- Like the "smart" thermostat and doorbell before it, the paper-and-pen notebook has now been upgraded for the 21st century.
- Rocketbook makes notebooks that let users access their notes on the web.
- In 2016, the Rocketbook founders pitched the "Shark Tank" judges on investing in the startup - and were rejected by every investor.
Rocketbook, a startup that makes and sells "smart" paper-and-pen notebooks that let users access their notes on the internet, crashed and burned in an episode of "Shark Tank."
In 2016, Jake Epstein and Joe LeMay tried to raise $400,000 at a $4 million valuation, and left without a single offer from the show's judges. Now, the founders say it's the sharks' loss.
Since the "Shark Tank" episode aired in May 2017, business has been booming.
Rocketbook has launched four products and sold over one million notebooks since its founding in 2015. The Rocketbook Everlast, a notebook that wipes clean with water, is Amazon's best-selling wirebound notebook. According to the founders, the company has pulled $10 million in revenue to date.
"We've run a wrecking ball through the notebook industry by creating something that's a thousand times more useful than the existing product in that industry," Epstein told Business Insider.

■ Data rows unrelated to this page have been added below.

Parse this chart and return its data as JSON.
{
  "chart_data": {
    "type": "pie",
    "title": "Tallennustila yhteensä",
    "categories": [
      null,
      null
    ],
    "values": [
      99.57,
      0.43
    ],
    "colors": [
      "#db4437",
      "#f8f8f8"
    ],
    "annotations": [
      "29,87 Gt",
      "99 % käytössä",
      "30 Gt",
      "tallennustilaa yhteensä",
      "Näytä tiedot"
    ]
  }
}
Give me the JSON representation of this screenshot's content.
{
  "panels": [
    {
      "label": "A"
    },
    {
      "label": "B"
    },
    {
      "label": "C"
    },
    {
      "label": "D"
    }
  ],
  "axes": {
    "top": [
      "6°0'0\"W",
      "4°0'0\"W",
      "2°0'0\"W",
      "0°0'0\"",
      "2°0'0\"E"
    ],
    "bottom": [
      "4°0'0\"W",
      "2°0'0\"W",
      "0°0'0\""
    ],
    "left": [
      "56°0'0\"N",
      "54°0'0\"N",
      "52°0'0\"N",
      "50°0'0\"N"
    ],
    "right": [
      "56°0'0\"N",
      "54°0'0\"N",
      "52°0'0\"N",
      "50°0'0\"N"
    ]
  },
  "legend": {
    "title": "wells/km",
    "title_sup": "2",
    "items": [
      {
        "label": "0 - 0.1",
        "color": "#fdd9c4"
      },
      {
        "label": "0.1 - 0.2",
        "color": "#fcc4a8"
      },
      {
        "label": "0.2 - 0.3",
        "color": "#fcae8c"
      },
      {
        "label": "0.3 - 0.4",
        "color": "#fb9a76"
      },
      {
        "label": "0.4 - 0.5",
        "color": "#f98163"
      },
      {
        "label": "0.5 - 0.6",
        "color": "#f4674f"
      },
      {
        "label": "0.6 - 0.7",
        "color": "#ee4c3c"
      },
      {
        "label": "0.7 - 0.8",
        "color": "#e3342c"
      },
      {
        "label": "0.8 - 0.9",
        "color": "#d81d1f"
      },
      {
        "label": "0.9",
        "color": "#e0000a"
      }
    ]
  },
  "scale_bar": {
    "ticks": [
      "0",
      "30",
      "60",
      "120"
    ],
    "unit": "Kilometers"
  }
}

Rocketbook's notebooks look like regular binders of paper, and writing in them isn't any more magical. But when you're done taking notes, you draw a check over one of seven icons - such as a star, horseshoe, or diamond - at the bottom of the page and take a photo of the page with the Rocketbook smartphone app.
The app edits the photo for brightness and clarity and sends your notes to whatever cloud-based service you choose. You might want notes marked with a four-leaf clover to go straight to your Google Drive, while notes designated with a diamond arrive in your spouse's inbox.
Rocketbook
Some of Rocketbook's products are even reusable. When you write in the Rocketbook Everlast ($34) using any pen from the Pilot Frixion line, the ink erases with a damp cloth. That's because the notebook's pages are made from a polyester composite rather than wood.
The Rocketbook Wave ($27) zaps notes away when you heat it in the microwave, though it can only be nuked up to five times. Both notebooks use patent-pending technologies that the founders would not reveal - not even to the sharks.
How to swim with the sharks and not get eaten
According to Epstein, the "Shark Tank" producers found Rocketbook on their own. They invited the founders to apply to be on the show and flew them from Boston to Los Angeles.
Epstein said he and LeMay prepared for the show's taping by watching episodes of "Shark Tank." They wrote on index cards every type of question asked, and scribbled responses on the backs. When they arrived in Los Angeles, they walked with their heads buried in the index cards.
"We had a stack of index cards - I kid you not - five inches deep," Epstein said.
During the taping, the sharks peppered the founders with questions for about an hour. They talked over each other and interrupted the founders. In a word, it was "chaos," Epstein said.
Mark Cuban said the idea was crazy. Barbara Corcoran called it a gimmick.
Kevin O'Leary, another "Shark Tank" investor, suggested the founders were out of their minds to make a product that claims to be reusable. He asked how they intended to make money.
"The only reason I'm microwaving this book is to erase it, so I don't have to buy a new one. What's the matter with you guys?" O'Leary asked. "Don't you want to sell a second book?"
Rocketbook
By then, Rocketbook had already shipped 75,000 notebooks to crowdfunding backers and other customers. The founders told O'Leary that customers buy more notebooks because they like the Rocketbook system - that it sorts and preserves their notes where they can access them remotely.
Epstein actually got the idea for Rocketbook after leaving behind some important notes. He was working as a sales executive at Salesforce at the time and was pitching another executive at a mid-sized company to buy Salesforce's products. Epstein prepared extensive notes for the meeting.
"I reached into my bag to grab my notebook, where I had prepared pages and pages of notes to add value to this meeting. I pulled it out," he said, "and I had the wrong notebook."
He wasn't broken up about walking away from "Shark Tank" empty-handed. One month before the episode aired, Rocketbook raised over $2.5 million in a crowdfunding campaign for the Rocketbook Everlast, making it the most funded office supply product in Kickstarter history.